A governança e a integridade continuam sendo o cerne do funcionamento eficaz deste mecanismo. A credibilidade do registro e da reivindicação depende de controles contábeis rigorosos. As empresas devem evitar a dupla contagem e declarações exageradas, garantindo que os benefícios de redução de emissões sejam verificáveis de forma independente. Sistemas de registro robustos, certificados rastreáveis e processos de cancelamento transparentes são infraestruturas indispensáveis.
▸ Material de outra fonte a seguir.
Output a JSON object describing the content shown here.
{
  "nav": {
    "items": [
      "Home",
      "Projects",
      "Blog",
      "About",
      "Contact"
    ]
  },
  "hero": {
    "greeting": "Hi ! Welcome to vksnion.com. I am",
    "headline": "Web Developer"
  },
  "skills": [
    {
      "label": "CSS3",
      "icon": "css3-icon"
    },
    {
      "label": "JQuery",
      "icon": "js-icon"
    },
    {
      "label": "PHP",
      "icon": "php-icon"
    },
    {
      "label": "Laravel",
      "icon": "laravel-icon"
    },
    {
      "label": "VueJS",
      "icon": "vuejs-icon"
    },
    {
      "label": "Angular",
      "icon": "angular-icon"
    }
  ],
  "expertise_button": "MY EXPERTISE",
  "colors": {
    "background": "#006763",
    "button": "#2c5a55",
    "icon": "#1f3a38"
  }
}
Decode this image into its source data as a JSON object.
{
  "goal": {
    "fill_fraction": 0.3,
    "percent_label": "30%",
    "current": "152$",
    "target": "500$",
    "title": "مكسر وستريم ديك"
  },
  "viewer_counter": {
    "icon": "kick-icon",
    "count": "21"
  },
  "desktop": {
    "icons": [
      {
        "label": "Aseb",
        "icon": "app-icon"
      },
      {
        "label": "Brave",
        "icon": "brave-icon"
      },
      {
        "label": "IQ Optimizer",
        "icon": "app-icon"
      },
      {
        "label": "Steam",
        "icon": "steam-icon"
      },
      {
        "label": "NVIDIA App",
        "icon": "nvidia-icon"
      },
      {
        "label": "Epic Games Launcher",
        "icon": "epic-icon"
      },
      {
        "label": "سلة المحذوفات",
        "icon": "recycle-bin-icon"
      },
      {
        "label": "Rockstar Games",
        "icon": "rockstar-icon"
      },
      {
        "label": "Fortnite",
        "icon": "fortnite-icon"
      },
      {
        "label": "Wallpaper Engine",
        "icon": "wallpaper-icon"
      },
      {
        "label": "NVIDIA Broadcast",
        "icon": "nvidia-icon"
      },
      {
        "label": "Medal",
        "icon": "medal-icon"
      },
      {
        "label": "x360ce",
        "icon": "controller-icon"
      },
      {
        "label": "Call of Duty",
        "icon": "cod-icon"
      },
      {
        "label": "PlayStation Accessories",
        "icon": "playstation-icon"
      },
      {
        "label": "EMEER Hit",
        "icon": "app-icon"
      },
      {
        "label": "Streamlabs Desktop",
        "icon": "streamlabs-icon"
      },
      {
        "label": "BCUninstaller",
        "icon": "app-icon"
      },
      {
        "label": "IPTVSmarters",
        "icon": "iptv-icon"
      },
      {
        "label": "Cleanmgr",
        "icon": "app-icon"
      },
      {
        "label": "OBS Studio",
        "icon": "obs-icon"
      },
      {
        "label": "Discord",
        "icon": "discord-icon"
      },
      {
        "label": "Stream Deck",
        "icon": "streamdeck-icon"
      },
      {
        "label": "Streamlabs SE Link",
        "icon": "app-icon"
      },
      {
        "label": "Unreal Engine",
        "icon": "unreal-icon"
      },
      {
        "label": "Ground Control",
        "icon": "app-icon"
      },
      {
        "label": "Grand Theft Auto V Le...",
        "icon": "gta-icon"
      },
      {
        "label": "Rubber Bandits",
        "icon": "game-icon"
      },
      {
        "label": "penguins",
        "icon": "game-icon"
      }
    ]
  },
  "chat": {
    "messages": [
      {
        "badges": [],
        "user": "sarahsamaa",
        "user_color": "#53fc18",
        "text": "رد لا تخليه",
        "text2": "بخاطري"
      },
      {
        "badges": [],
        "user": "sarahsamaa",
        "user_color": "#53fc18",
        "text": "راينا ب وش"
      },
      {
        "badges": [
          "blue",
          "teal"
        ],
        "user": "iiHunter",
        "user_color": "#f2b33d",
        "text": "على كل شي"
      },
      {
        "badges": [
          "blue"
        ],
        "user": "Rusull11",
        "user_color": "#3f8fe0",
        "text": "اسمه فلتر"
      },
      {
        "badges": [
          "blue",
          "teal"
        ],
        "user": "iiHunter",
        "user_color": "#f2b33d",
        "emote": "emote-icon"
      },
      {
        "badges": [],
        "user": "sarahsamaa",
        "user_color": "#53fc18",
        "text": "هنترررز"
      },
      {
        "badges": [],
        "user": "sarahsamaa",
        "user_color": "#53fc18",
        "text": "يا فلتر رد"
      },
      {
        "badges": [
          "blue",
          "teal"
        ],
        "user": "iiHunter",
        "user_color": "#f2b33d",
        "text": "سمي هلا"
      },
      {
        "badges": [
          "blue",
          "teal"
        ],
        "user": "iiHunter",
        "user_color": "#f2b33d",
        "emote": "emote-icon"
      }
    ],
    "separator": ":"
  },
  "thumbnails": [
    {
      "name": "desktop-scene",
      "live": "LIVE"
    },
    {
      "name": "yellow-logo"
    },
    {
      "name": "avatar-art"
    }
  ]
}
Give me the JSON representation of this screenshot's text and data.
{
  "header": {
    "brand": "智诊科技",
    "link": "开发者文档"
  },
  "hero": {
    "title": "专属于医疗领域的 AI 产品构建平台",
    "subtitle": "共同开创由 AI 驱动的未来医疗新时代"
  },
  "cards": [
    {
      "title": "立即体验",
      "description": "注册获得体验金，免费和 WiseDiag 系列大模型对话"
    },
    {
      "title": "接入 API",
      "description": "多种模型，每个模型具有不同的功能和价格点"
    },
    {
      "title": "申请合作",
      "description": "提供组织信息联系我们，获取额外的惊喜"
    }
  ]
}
Este mecanismo não substitui a redução direta de emissões operacionais; as empresas ainda enfrentam pressão contínua para melhorar a eficiência energética, redesenhar as cadeias de suprimentos e transferir o transporte de cargas para modos de baixa emissão.

Para executivos e investidores, o padrão atualizado oferece um quadro de comparação mais claro para avaliar as declarações de descarbonização logística e impactará diretamente os requisitos de aquisição futuros, os contratos com fornecedores e os relatórios de emissões de transporte. A longo prazo, o sucesso deste caminho dependerá crucialmente de se o sinal de demanda gerado pelas empresas se traduzirá em um fornecimento real e adicional de combustíveis sustentáveis, em vez de apenas intensificar a concorrência pelos recursos limitados existentes.